October 26, 2005 - 10:02 PM

A Moment For England

[I wrote a sympathy card today and addressed the envelope to a named house in the north of England; "Pemberley Fields," if you can believe it. No numbers in the addy except the post code. I come by my Anglophilia honestly...]

[My first awareness of something like an ethnic identity was when my maternal grandmother Jean's first cousin Joan visited California in the early 1970s. Whereas Jean was a bit fussy and particular, Joan was up for anything, as long as her tea was on time. I remember the accent, the tea, the conservative dress - Joan was the epitome of an old fashioned concept: the English village spinster.]

[In 1977, my grandparents took me, age seven, on a six-week trip to England, Wales and the south of France. Jean had emigrated at age eight from the U.K., going through Ellis Island with her parents and everything. She'd kept in close touch with her Yorkshire relatives, and started visiting them regularly starting in the '60s until Grandpa died in 1992. My parents weren't sure whether I could handle such a big trip at that age, but Grandma got her way (as she often did), and I went. I handled it, even if I flummoxed one waitress by requesting only one pea; I was required to have a vegetable. Brat!]

[(Imagine...England in 1977. The music! All I remember is seeing the video for ABBA's "Knowing Me, Knowing You" on the TV in our flat in north Wales, but that was burned on my brain. No Sex Pistols, no Jam, no Siouxsie, no Elvis Costello. Oh, well; if I'd seen a punk or a mod during that initial week in London, I wouldn't have known what to make of him.)]

[We stayed the longest in Yorkshire, where Joan put us up in her Georgian (era, not style) cottage in the quainte olde village of Low Bradley (near Skipton, if you're keeping track, and west of Leeds; Skipton's castle is worth seeing if you need a pit stop before the last leg on the motorway to Manchester). I became the little prince of that house, befriending the old couple across Silsden Lane and letting Mr. Webster teach me dominoes.

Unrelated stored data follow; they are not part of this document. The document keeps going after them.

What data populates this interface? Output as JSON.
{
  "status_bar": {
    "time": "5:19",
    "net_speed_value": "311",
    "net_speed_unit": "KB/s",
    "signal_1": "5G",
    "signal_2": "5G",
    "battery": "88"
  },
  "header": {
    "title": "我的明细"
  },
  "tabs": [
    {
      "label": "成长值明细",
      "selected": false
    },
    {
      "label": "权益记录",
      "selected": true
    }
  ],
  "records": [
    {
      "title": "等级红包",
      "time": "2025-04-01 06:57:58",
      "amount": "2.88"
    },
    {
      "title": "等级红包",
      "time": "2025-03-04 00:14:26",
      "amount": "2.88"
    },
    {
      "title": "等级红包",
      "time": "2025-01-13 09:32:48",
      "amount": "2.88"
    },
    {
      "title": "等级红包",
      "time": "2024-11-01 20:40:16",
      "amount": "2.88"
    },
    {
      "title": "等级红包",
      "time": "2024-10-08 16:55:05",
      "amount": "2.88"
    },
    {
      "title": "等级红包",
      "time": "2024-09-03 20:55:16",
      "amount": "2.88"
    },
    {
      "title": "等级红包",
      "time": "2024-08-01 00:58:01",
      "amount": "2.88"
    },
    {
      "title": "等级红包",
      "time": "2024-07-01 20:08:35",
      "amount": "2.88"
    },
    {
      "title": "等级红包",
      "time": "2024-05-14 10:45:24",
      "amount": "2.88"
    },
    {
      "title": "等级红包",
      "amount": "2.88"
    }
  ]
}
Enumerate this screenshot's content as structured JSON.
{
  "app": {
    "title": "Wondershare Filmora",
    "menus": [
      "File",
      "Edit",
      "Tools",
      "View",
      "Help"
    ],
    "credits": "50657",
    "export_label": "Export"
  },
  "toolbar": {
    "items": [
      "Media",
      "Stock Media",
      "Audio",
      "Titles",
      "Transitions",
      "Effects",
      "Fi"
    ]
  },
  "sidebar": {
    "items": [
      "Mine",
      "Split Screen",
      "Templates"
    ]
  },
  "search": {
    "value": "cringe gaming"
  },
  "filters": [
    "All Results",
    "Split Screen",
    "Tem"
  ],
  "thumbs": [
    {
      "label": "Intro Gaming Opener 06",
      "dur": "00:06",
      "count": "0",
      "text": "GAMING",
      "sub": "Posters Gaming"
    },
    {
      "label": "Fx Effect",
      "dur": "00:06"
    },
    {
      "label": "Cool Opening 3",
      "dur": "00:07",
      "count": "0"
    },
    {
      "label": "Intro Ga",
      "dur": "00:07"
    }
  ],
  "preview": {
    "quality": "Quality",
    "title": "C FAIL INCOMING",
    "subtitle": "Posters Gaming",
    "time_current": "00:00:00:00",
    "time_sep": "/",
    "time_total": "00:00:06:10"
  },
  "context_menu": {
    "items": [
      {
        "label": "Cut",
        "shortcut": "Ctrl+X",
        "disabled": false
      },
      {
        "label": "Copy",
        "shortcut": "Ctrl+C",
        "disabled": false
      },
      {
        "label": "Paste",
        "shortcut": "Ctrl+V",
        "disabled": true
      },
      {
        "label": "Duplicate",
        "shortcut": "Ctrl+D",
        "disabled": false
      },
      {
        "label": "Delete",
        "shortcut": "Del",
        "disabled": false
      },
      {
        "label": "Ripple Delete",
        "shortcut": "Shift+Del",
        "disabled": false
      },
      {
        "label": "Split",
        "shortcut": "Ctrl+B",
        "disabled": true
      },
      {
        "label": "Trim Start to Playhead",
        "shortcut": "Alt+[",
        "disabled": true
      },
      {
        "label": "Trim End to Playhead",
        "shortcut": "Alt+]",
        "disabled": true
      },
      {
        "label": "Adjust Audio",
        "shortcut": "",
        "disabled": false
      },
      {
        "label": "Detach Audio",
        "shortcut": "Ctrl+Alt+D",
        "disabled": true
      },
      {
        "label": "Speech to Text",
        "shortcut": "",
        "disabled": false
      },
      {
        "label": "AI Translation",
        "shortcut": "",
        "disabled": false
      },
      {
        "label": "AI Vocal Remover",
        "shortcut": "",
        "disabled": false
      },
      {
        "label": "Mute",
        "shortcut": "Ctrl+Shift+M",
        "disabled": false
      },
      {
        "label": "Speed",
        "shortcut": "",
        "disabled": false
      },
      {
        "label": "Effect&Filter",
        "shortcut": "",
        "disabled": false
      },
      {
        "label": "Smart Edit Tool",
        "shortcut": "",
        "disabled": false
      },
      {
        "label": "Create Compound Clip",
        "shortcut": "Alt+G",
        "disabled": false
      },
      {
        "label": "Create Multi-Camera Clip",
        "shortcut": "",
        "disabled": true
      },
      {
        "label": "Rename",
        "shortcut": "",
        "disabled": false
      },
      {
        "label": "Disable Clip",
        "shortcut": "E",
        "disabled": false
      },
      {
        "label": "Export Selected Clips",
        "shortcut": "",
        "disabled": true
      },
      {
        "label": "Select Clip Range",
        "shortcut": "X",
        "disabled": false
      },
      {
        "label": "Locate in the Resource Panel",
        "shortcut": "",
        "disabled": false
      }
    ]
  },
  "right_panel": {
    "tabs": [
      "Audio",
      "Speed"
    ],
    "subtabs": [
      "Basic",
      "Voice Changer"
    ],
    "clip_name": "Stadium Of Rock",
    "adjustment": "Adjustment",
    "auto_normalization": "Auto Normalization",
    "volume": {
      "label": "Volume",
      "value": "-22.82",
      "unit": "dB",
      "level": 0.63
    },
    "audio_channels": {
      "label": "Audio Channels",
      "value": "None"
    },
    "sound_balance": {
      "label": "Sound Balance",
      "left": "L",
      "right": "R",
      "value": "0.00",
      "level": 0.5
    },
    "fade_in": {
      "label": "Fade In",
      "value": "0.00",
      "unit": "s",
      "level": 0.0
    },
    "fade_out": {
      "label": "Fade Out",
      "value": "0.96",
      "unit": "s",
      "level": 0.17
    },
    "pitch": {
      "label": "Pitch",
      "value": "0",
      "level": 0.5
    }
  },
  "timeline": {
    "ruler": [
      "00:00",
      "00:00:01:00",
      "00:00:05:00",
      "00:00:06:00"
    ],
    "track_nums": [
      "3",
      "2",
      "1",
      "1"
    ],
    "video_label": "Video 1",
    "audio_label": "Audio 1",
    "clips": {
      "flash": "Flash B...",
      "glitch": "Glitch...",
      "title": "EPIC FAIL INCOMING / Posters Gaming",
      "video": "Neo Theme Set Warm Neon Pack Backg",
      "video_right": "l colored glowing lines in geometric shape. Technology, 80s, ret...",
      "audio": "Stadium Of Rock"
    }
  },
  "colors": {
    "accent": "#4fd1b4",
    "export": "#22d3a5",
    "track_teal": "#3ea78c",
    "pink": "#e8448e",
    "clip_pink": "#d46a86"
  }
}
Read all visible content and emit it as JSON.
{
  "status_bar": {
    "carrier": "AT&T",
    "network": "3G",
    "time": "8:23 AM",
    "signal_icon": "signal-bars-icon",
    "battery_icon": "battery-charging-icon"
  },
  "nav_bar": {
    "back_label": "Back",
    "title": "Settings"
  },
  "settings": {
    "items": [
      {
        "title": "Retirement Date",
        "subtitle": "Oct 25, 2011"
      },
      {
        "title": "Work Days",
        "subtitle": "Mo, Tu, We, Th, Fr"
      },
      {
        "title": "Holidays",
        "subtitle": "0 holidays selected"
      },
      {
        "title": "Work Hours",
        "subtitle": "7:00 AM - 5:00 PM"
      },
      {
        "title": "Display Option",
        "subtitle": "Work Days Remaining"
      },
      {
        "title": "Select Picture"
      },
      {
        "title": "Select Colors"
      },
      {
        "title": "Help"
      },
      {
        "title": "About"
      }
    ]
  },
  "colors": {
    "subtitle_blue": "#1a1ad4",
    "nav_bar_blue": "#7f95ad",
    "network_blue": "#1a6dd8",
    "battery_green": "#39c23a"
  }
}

I clambered over the stone stile into the sheep pasture beyond, and spent hours contemplating the British royal family tree and creating some regalia, coats of arms, and titles of my own.]

[I get the idea that Joan worked some kind of government job in Leeds or Skipton, and I remember distinctly Grandpa going out to get fish and chips one night so there'd be dinner waiting when Joan got home from work. He took longer than expected, and Joan opened a tin of meat in brown gravy and ate it. She couldn't wait for Grandpa to get back from the chippie. "I have to eat," she mumbled apologetically, mouth full of horrifying meat product.]

[Over the years, Joan visited us in Sonoma several times. She and my grandparents went to Hawaii, to Canada, and to L.A. to visit Jean's brother Don; she drove with my mother and me to Santa Barbara on one of the trips back to college - I have a photo of them in front of the Mission; and she came to my sister's wedding in '95. (That week we had chilly rain one day and temperatures near 100 just two days later. The only time I ever heard Joan really complain was about California's climate. Huh, compare ours to England's!)]

[Mom emailed me today to tell me Joan died yesterday. She was around my grandmother's age, so she was past 85 anyway. She never married (there's been a story of a sweetheart...killed in World War II?), and led her own life. I'm sorry she's still not there in that little stone cottage in that little village, quietly insisting on doing things her way.]